Prozac is prescribed frequently to individuals who struggle with depression. However, previous research has shown that Prozac is an antagonist to 5HT2C receptors (Ni et al, 1997), and our results add further data to support this hypothesis. Prozac’s role as an antagonist raises questions about the precise function of Prozac in NMJs: if Prozac antagonizes 5HT2C receptors, then Prozac is slowing the flow of 5HT to the postsynaptic cell. This effect is contrary to the identified function of Prozac as a selective serotonin reuptake inhibitor, if the antidepressant function of Prozac is believed to be correlated to increased serotonin levels in the synapse. In other words, our results suggest that increased serotonin in the synapse may not be the direct mechanism, or may not be the only mechanism, by which Prozac acts as an antidepressant.

Thus, broadly speaking: the importance of our research supports the possibility that serotonin’s antidepressant activity and effects may involve mechanisms other than or in addition to its function as a selective serotonin reuptake inhibitor. Specifically, our research suggests that Prozac acts as an antagonist on serotonin receptors.
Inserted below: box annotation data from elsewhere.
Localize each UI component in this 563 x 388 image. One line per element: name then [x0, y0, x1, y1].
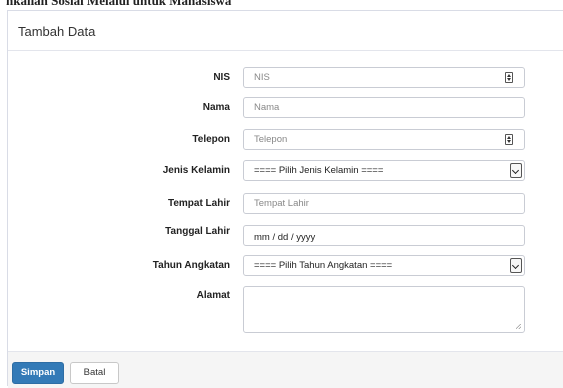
jenis-kelamin-selected: ==== Pilih Jenis Kelamin ==== — [254, 165, 384, 176]
resize-grip-icon[interactable] — [516, 324, 521, 329]
chevron-down-icon[interactable] — [510, 163, 522, 178]
top-strip: nkalian Sosial Melalui untuk Mahasiswa — [0, 0, 563, 9]
alamat-textarea[interactable] — [243, 286, 525, 333]
tahun-angkatan-select[interactable]: ==== Pilih Tahun Angkatan ==== — [243, 255, 525, 276]
nama-label: Nama — [202, 102, 230, 113]
tahun-angkatan-selected: ==== Pilih Tahun Angkatan ==== — [254, 260, 393, 271]
nis-placeholder: NIS — [254, 72, 270, 83]
tempat-lahir-label: Tempat Lahir — [167, 198, 230, 209]
page-heading-cropped: nkalian Sosial Melalui untuk Mahasiswa — [6, 0, 232, 8]
tempat-lahir-placeholder: Tempat Lahir — [254, 198, 309, 209]
tanggal-lahir-value: mm / dd / yyyy — [254, 232, 316, 243]
cancel-button[interactable]: Batal — [70, 362, 119, 384]
nis-label: NIS — [213, 72, 230, 83]
tanggal-lahir-input[interactable]: mm / dd / yyyy — [243, 225, 525, 246]
jenis-kelamin-label: Jenis Kelamin — [162, 165, 230, 176]
telepon-placeholder: Telepon — [254, 134, 288, 145]
tempat-lahir-input[interactable]: Tempat Lahir — [243, 193, 525, 214]
alamat-label: Alamat — [196, 290, 230, 301]
save-button[interactable]: Simpan — [12, 362, 64, 384]
nis-input[interactable]: NIS — [243, 67, 525, 88]
panel-footer: Simpan Batal — [8, 351, 563, 388]
tanggal-lahir-label: Tanggal Lahir — [165, 226, 230, 237]
tahun-angkatan-label: Tahun Angkatan — [152, 260, 230, 271]
nama-placeholder: Nama — [254, 102, 280, 113]
number-spinner-icon[interactable] — [505, 134, 513, 145]
add-data-panel: Tambah Data NIS NIS Nama Nama Telepon Te… — [7, 10, 563, 388]
panel-title: Tambah Data — [8, 11, 563, 51]
nama-input[interactable]: Nama — [243, 97, 525, 118]
jenis-kelamin-select[interactable]: ==== Pilih Jenis Kelamin ==== — [243, 160, 525, 181]
chevron-down-icon[interactable] — [510, 258, 522, 273]
number-spinner-icon[interactable] — [505, 72, 513, 83]
telepon-label: Telepon — [192, 134, 230, 145]
telepon-input[interactable]: Telepon — [243, 129, 525, 150]
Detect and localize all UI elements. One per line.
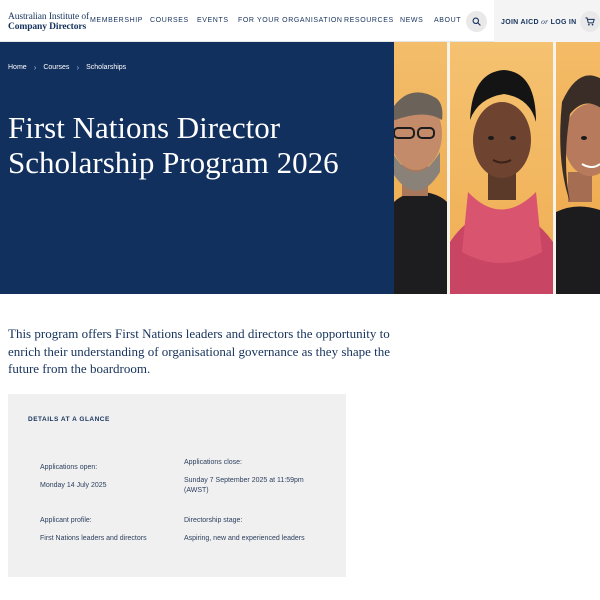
search-icon (472, 17, 481, 26)
applicant-profile-label: Applicant profile: (40, 517, 92, 524)
applications-close-label: Applications close: (184, 459, 242, 466)
join-or-text: or (541, 17, 549, 26)
nav-membership[interactable]: MEMBERSHIP (90, 17, 143, 24)
details-at-a-glance-card: DETAILS AT A GLANCE Applications open: M… (8, 394, 346, 577)
portrait-woman-red-scarf (450, 42, 553, 294)
nav-for-your-organisation[interactable]: FOR YOUR ORGANISATION (238, 17, 343, 24)
applications-open-value: Monday 14 July 2025 (40, 482, 107, 489)
directorship-stage-value: Aspiring, new and experienced leaders (184, 535, 305, 542)
breadcrumb-courses[interactable]: Courses (43, 64, 69, 71)
applications-open-label: Applications open: (40, 464, 98, 471)
details-heading: DETAILS AT A GLANCE (28, 416, 110, 423)
account-area: JOIN AICD or LOG IN (494, 0, 600, 42)
nav-courses[interactable]: COURSES (150, 17, 189, 24)
join-login-links: JOIN AICD or LOG IN (501, 17, 577, 26)
cart-button[interactable] (580, 11, 600, 32)
log-in-link[interactable]: LOG IN (551, 19, 577, 26)
nav-news[interactable]: NEWS (400, 17, 423, 24)
breadcrumb: Home › Courses › Scholarships (8, 63, 126, 72)
breadcrumb-scholarships[interactable]: Scholarships (86, 64, 126, 71)
portrait-man-glasses (394, 42, 447, 294)
nav-about[interactable]: ABOUT (434, 17, 461, 24)
nav-resources[interactable]: RESOURCES (344, 17, 394, 24)
breadcrumb-home[interactable]: Home (8, 64, 27, 71)
page-title: First Nations Director Scholarship Progr… (8, 110, 339, 180)
cart-icon (585, 17, 595, 26)
applications-close-value-line-2: (AWST) (184, 487, 209, 494)
portrait-woman-curly-hair (556, 42, 600, 294)
directorship-stage-label: Directorship stage: (184, 517, 243, 524)
hero-banner: Home › Courses › Scholarships First Nati… (0, 42, 394, 294)
applications-close-value: Sunday 7 September 2025 at 11:59pm (AWST… (184, 476, 304, 496)
nav-events[interactable]: EVENTS (197, 17, 229, 24)
logo-line-2: Company Directors (8, 21, 87, 32)
aicd-logo[interactable]: Australian Institute of Company Director… (8, 12, 89, 32)
chevron-right-icon: › (76, 63, 80, 72)
search-button[interactable] (466, 11, 487, 32)
intro-paragraph: This program offers First Nations leader… (8, 326, 391, 376)
applications-close-value-line-1: Sunday 7 September 2025 at 11:59pm (184, 477, 304, 484)
applicant-profile-value: First Nations leaders and directors (40, 535, 147, 542)
join-aicd-link[interactable]: JOIN AICD (501, 19, 539, 26)
chevron-right-icon: › (33, 63, 37, 72)
site-header: Australian Institute of Company Director… (0, 0, 600, 42)
hero-portrait-collage (394, 42, 600, 294)
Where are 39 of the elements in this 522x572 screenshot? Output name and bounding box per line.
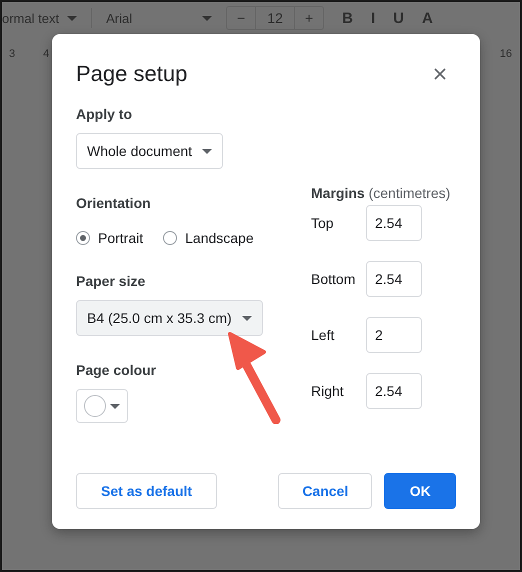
dialog-button[interactable]: Cancel [278,473,372,509]
style-dropdown[interactable]: ormal text [2,10,60,26]
apply-to-dropdown[interactable]: Whole document [76,133,224,169]
paper-size-label: Paper size [76,273,146,291]
ruler-number: 4 [43,48,50,60]
caret-icon [110,404,120,408]
margin-field[interactable]: 2.54 [366,261,422,297]
page-colour-label: Page colour [76,362,158,380]
ruler-number: 16 [500,48,512,60]
ruler-number: 3 [9,48,16,60]
caret-icon [242,316,252,320]
margin-field[interactable]: 2.54 [366,373,422,409]
font-dropdown[interactable]: Arial [106,10,132,26]
format-button[interactable]: I [370,10,376,26]
margin-field[interactable]: 2 [366,317,422,353]
format-button[interactable]: U [393,10,404,26]
margin-label: Right [311,383,345,399]
caret-icon [67,16,78,20]
margin-field[interactable]: 2.54 [366,205,422,241]
ok-button[interactable]: OK [384,473,456,509]
margins-label: Margins (centimetres) [311,185,452,203]
caret-icon [202,16,212,20]
radio-option[interactable]: Portrait [76,230,144,246]
paper-size-dropdown[interactable]: B4 (25.0 cm x 35.3 cm) [76,300,263,336]
dialog-title: Page setup [76,61,188,87]
dialog-button[interactable]: Set as default [76,473,218,509]
close-icon[interactable] [434,68,446,80]
orientation-label: Orientation [76,195,152,213]
margin-label: Bottom [311,271,356,287]
format-button[interactable]: A [422,10,433,26]
margin-label: Left [311,327,336,343]
font-size-field[interactable]: 12 [256,7,296,29]
format-button[interactable]: B [342,10,353,26]
caret-icon [202,148,212,154]
apply-to-label: Apply to [76,106,133,124]
increase-button[interactable]: + [295,7,324,29]
radio-option[interactable]: Landscape [163,230,254,246]
decrease-button[interactable]: − [227,7,256,29]
margin-label: Top [311,215,335,231]
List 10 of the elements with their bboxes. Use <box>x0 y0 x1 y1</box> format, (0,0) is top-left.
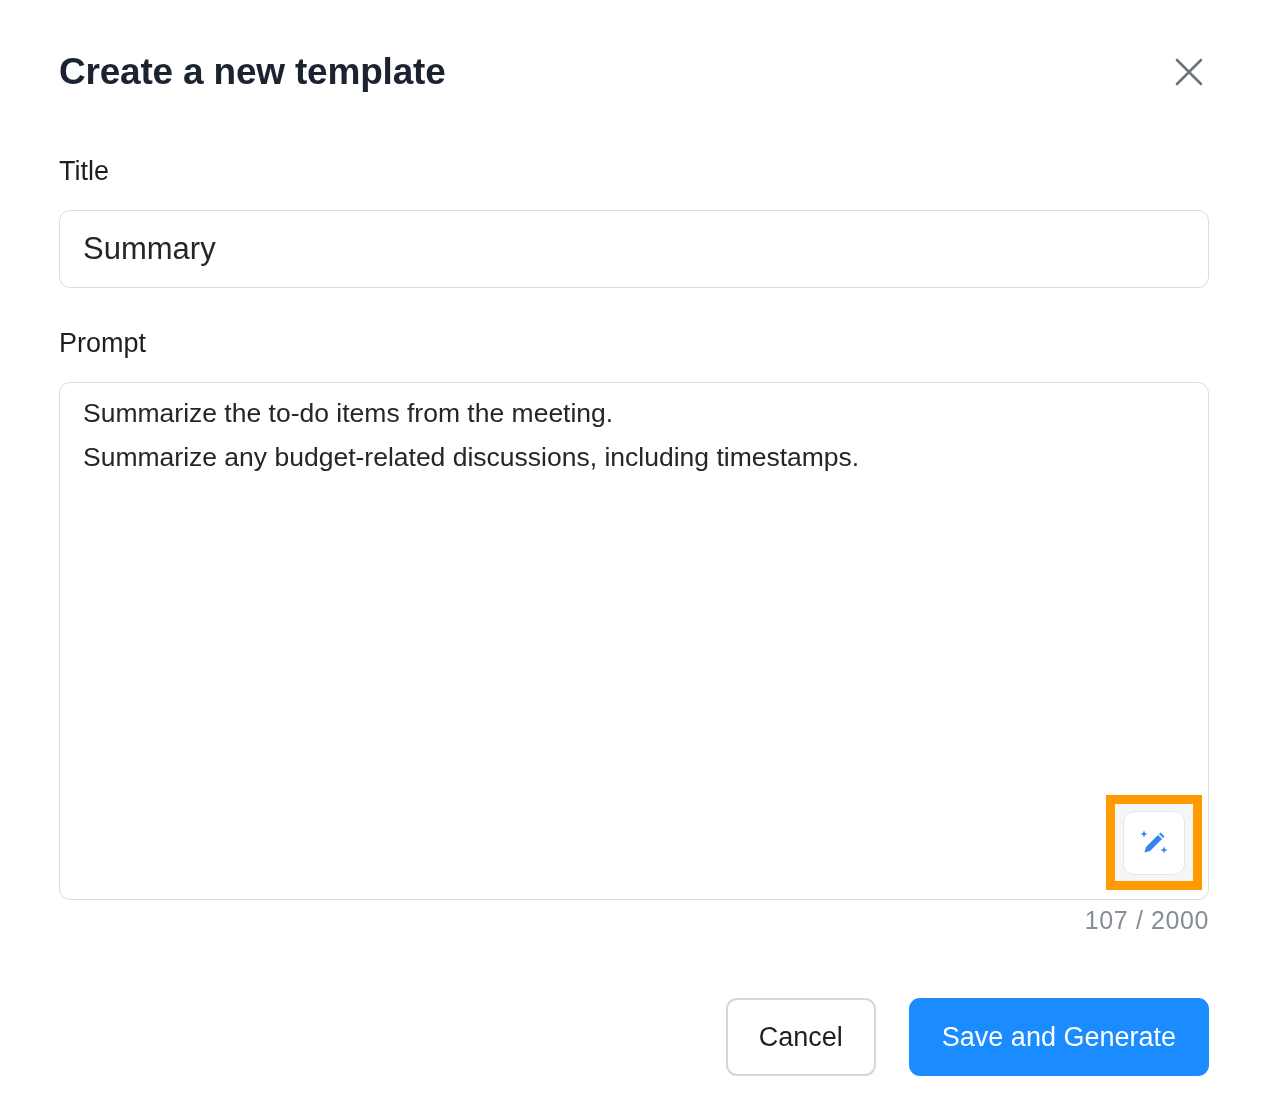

Further research could attempt to identify these mechanisms, examining the effect of increased serotonin in the synapse. More specifically, further research could identify if Prozac also acts an antagonist of 5HT2C receptors in mammals. Moreover, further research could determine if Prozac acts as an antagonist on other types of 5HT receptors. The exact number, nature and function of serotonin receptor subtypes in crayfish is still unknown, though researchers have identified that 5HT1X is also present in the crayfish neuromuscular junction, and there are believed to be numerous others present (Spitzer et al, 2008). Our results do not differentiate between the variety of 5HT receptors present in the crayfish neuromuscular junction, since the EPSPs of the crayfish treated with general 5HT solution were significantly higher than crayfish treated with 5HT and Prozac. It is therefore possible that Prozac acts on serotonin receptor subtypes other than 5HT2C.

This experiment had its limitations. Time was the most prominent limitation, as we only had about twenty lab hours to record data. It was therefore vital that we were efficient and accurate in our methods. Second, we had a limited amount of samples to study because we gathered our crayfish from the same supply as seven other experiments. Most significantly, we were not able to pinpoint the precise type of 5HT receptor which Prozac appeared to have blocked. We were only able to observe the more general antagonistic role of Prozac on 5HT receptors; we relied on Ni et al’s (1997) methods to focus on the specific blockage 5HT2C receptors.


We thank Clark Lindgren, our professor, and Sue Kolbe, our lab assistant, for tirelessly providing instruction and assistance in the lab and in the classroom. Both were extremely helpful and encouraging in our ceaseless demand for publishable data. We also thank the inspiring music played during experiments, a necessary source of concentration and discipline.